Booting Lenovo T460s after Fedora 24 Updates

Introduction

I recently picked up a new Lenovo T460s work laptop. It is fairly light and has 20G of memory, which is great for running Virtual Machines. One of the first things I did on this new laptop was install Fedora 24 onto the system. After installing from the install media I was up and running and humming along.

Soon after installing I updated the system to get all bugfixes and security patches. I updated everything and rebooted and:

Probing EDD (edd=off to disable)... OK

Yep, the system wouldn't even boot. The GRUB menu would appear and you could select different entries, but the system would not boot.

The Problem

It was time to hit the internet. After some futile attempts on Google searches I decided to ask on Fedora's devel list. I got a quick response that led to two bug reports (1351943, 1353103) about the issue. It turns out that the newer kernel + microcode that we had updated to had some sort of incompatibility with the existing system firmware. According to the comments from 1353103 there was most likely an assumption the microcode was making that wasn't true.

The Solution

The TL;DR on the fix for this is that you need to update the BIOS on the T460s. I did this by going to the T460s support page (at the time of this writing the link is here) and downloading the ISO image with the BIOS update (n1cur06w.iso).

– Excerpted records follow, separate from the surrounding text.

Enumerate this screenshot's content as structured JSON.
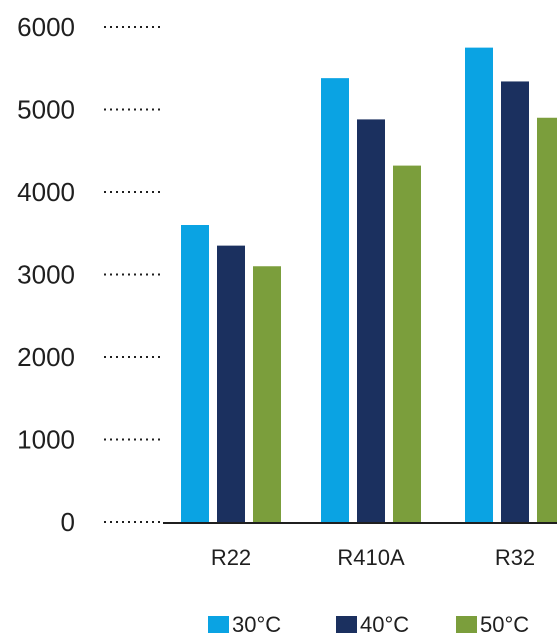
{
  "chart_data": {
    "type": "bar",
    "categories": [
      "R22",
      "R410A",
      "R32"
    ],
    "series": [
      {
        "name": "30°C",
        "color": "#0AA3E3",
        "values": [
          3600,
          5380,
          5750
        ]
      },
      {
        "name": "40°C",
        "color": "#1B305F",
        "values": [
          3350,
          4880,
          5340
        ]
      },
      {
        "name": "50°C",
        "color": "#7B9E3C",
        "values": [
          3100,
          4320,
          4900
        ]
      }
    ],
    "yticks": [
      0,
      1000,
      2000,
      3000,
      4000,
      5000,
      6000
    ],
    "ylim": [
      0,
      6000
    ],
    "grid": "dotted guide marks next to y tick labels",
    "legend_position": "bottom"
  }
}
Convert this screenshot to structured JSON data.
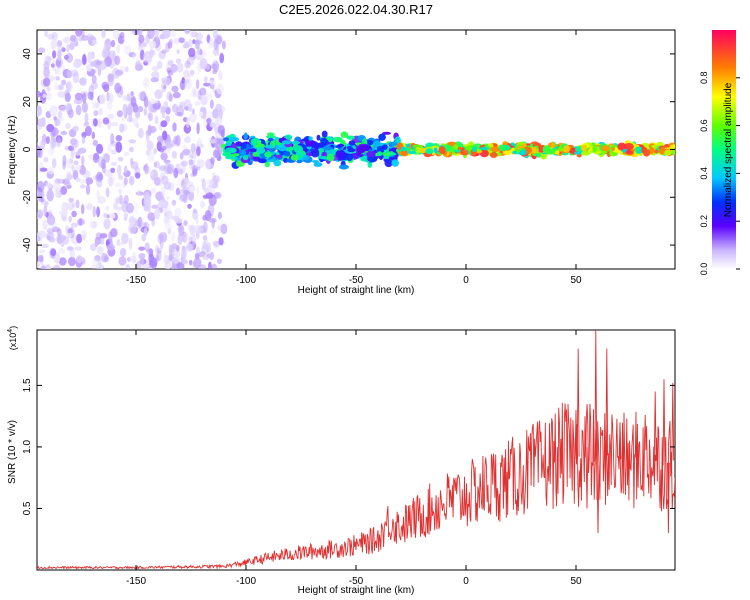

Now what was I going to do with an ISO image? The laptop doesn't have a cd-rom drive, so burning a cd wouldn't help us one bit. There is a helpful article about how to take this ISO image and update the BIOS.

Here are the steps that I took.

  • First, boot the laptop into the older kernel so you can actually get to a Linux environment.
  • Next, install the geteltorito software so that we can create an image to dd onto the USB key
$ sudo dnf install geteltorito
  • Next use the software to create the image and write it to a flash drive. Note, /dev/sdg wsa the USB key on my system. Please be sure to change that to the device corresponding to your USB key.
$ geteltorito -o bios.img n1cur06w.iso
Booting catalog starts at sector: 20
Manufacturer of CD: NERO BURNING ROM
Image architecture: x86
Boot media type is: harddisk
El Torito image starts at sector 27 and has 47104 sector(s) of 512 Bytes

Image has been written to file "bios.img".

$
$ sudo dd if=bios.img of=/dev/sdg bs=1M
23+0 records in
23+0 records out
24117248 bytes (24 MB, 23 MiB) copied, 1.14576 s, 21.0 MB/s
  • Next, reboot the laptop.
  • After the Lenovo logo appears press ENTER.
  • Press F12 to make your laptop boot from something else than your HDD.
  • Select the USB stick.
  • Make sure your laptop has its power supply plugged in. (It will refuse to update otherwise.)
  • Follow the instructions.
  • Select number 2: Update system program
  • Once finished reboot the laptop and remove the USB key.

Done! I was now happily booting Fedora again. I hope this helps others who hit the same problem!